A foreign ministry official said Iran would increase the number of its uranium enrichment machines if the United States imposed new sanctions.
"Naturally, it is a source of concern for everyone. It is a return to a situation from which no one is going to benefit. Iran will certainly go ahead with its nuclear program (if the United States imposes new sanctions). We are going to install more centrifuges," Hamid Baeidinejad, director general of the political and international security department of the foreign ministry, told a news conference at the Iranian Embassy in Moscow on Wednesday, the Russian news agency TASS reported.
The nuclear negotiator also said the talks with the P5+1 (the five permanent members of the UN Security Council plus Germany) on Tehran's nuclear program have reached an important and critical stage.
"At this point, we've decided to expand cooperation with Russia," he noted.
Baeidinejad travelled to Moscow on Wednesday to hold consultations with Russian officials on the latest developments in the nuclear talks between Iran and the major powers, international nuclear disarmament efforts, the establishment of regions free from nuclear weapons and other weapons of mass destruction, and the 2015 review conference on the Treaty on the Non-Proliferation of Nuclear Weapons, known as NPT.
Bill in the Pipeline
Parliamentarians last Tuesday approved the urgency of bringing to the floor a bill that would require the government to step up its nuclear activities if new nuclear-related sanctions were imposed.

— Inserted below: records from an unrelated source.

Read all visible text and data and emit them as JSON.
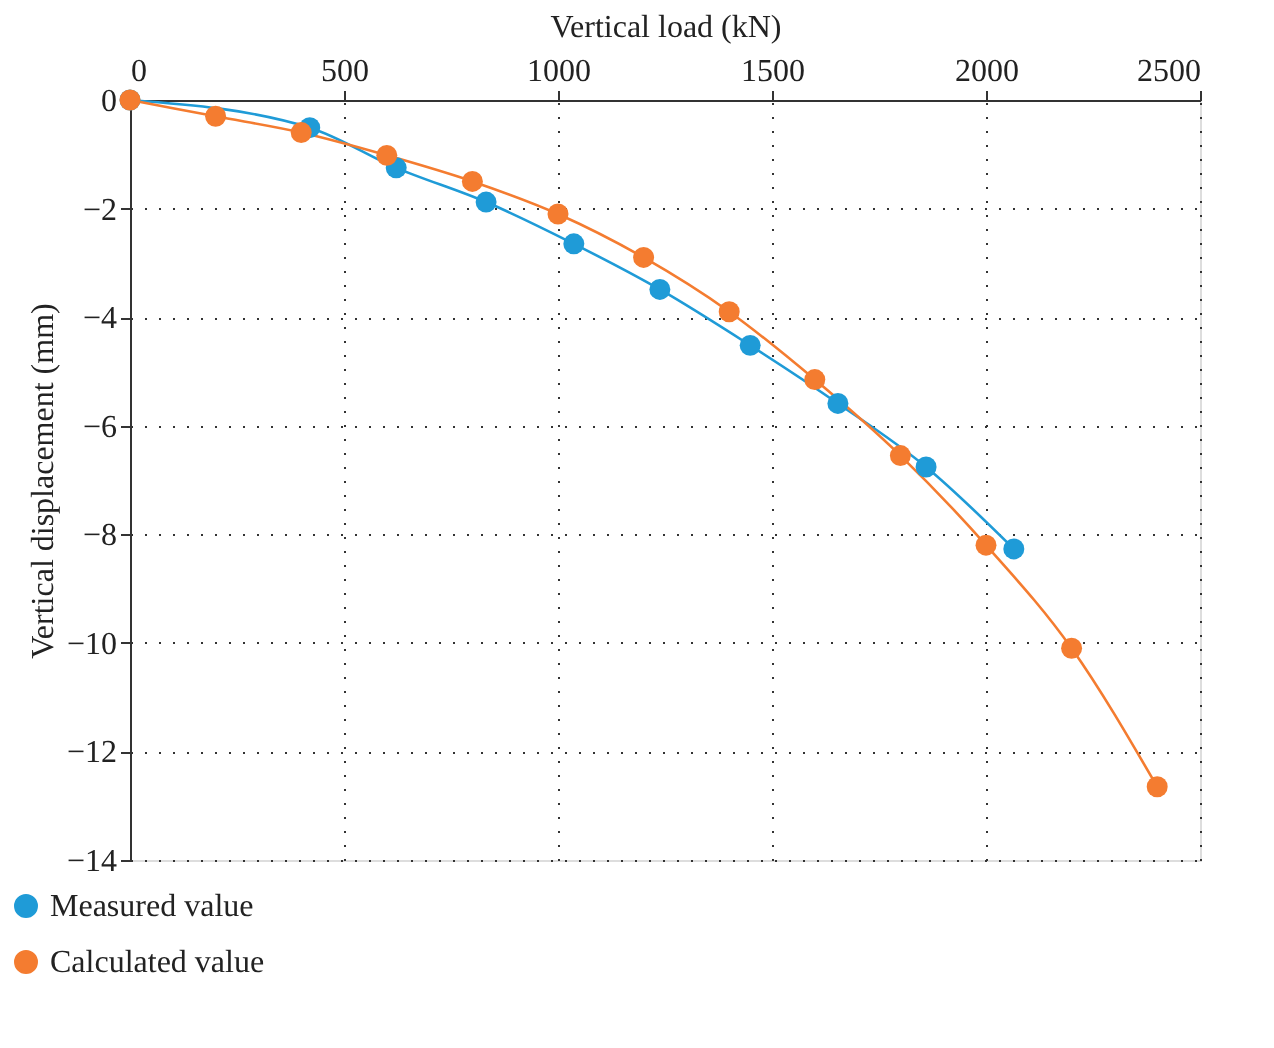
{
  "chart_data": {
    "type": "line",
    "xlabel": "Vertical load (kN)",
    "ylabel": "Vertical displacement (mm)",
    "xlim": [
      0,
      2500
    ],
    "xticks": [
      0,
      500,
      1000,
      1500,
      2000,
      2500
    ],
    "ylim": [
      -14,
      0
    ],
    "yticks": [
      {
        "value": -14,
        "label": "−14"
      },
      {
        "value": -12,
        "label": "−12"
      },
      {
        "value": -10,
        "label": "−10"
      },
      {
        "value": -8,
        "label": "−8"
      },
      {
        "value": -6,
        "label": "−6"
      },
      {
        "value": -4,
        "label": "−4"
      },
      {
        "value": -2,
        "label": "−2"
      },
      0
    ],
    "grid": true,
    "legend": "bottom left",
    "marker": "circle",
    "line_style": "solid",
    "series": [
      {
        "name": "Measured value",
        "color": "#1f9bd7",
        "x": [
          0,
          420,
          622,
          832,
          1037,
          1238,
          1449,
          1654,
          1860,
          2065
        ],
        "values": [
          0,
          -0.51,
          -1.25,
          -1.88,
          -2.65,
          -3.49,
          -4.52,
          -5.59,
          -6.76,
          -8.27
        ]
      },
      {
        "name": "Calculated value",
        "color": "#f47c30",
        "x": [
          0,
          200,
          400,
          600,
          800,
          1000,
          1200,
          1400,
          1600,
          1800,
          2000,
          2200,
          2400
        ],
        "values": [
          0,
          -0.3,
          -0.6,
          -1.02,
          -1.5,
          -2.1,
          -2.9,
          -3.9,
          -5.15,
          -6.55,
          -8.2,
          -10.1,
          -12.65
        ]
      }
    ]
  }
}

The chairman of the Majlis Nuclear Committee had earlier said, "According to the bill, if the United States increases sanctions, the Geneva agreement will be annulled and the Islamic Republic will resume all its nuclear activities, and if the United States imposes more sanctions again, the Islamic Republic will take further action."
Iran and the six major powers (the United States, Russia, China, France, Britain and Germany) reached a preliminary nuclear deal in Geneva in November 2013, under which Iran agreed to temporarily scale down parts of its nuclear program in exchange for a limited easing of sanctions.
They are now in talks to work out a long-term settlement to the 12-year dispute over Tehran's nuclear program by a self-imposed June 30 deadline.
Some US lawmakers are pushing for a bill that would levy more sanctions on Iran if it failed to reach a final nuclear deal with the major powers by the deadline in an attempt to pressure Iran to yield to US demands, including a call for a sharp cut in Tehran's uranium enrichment capacity.
Key Democratic US senators said late last month they would put off supporting new Iran sanctions for at least two months, after a threat by President Barack Obama to veto the bill he said could scuttle nuclear talks with Tehran.
The co-author of legislation, Senator Robert Menendez, said at the time that he and other Democrats would not back passage of the bill unless nuclear talks failed to produce a general understanding by March 24. The US Senate Banking Committee voted on Jan. 29 to advance the new sanctions bill. However, the bill is not expected to come up for a vote in the full Senate until at least March 24.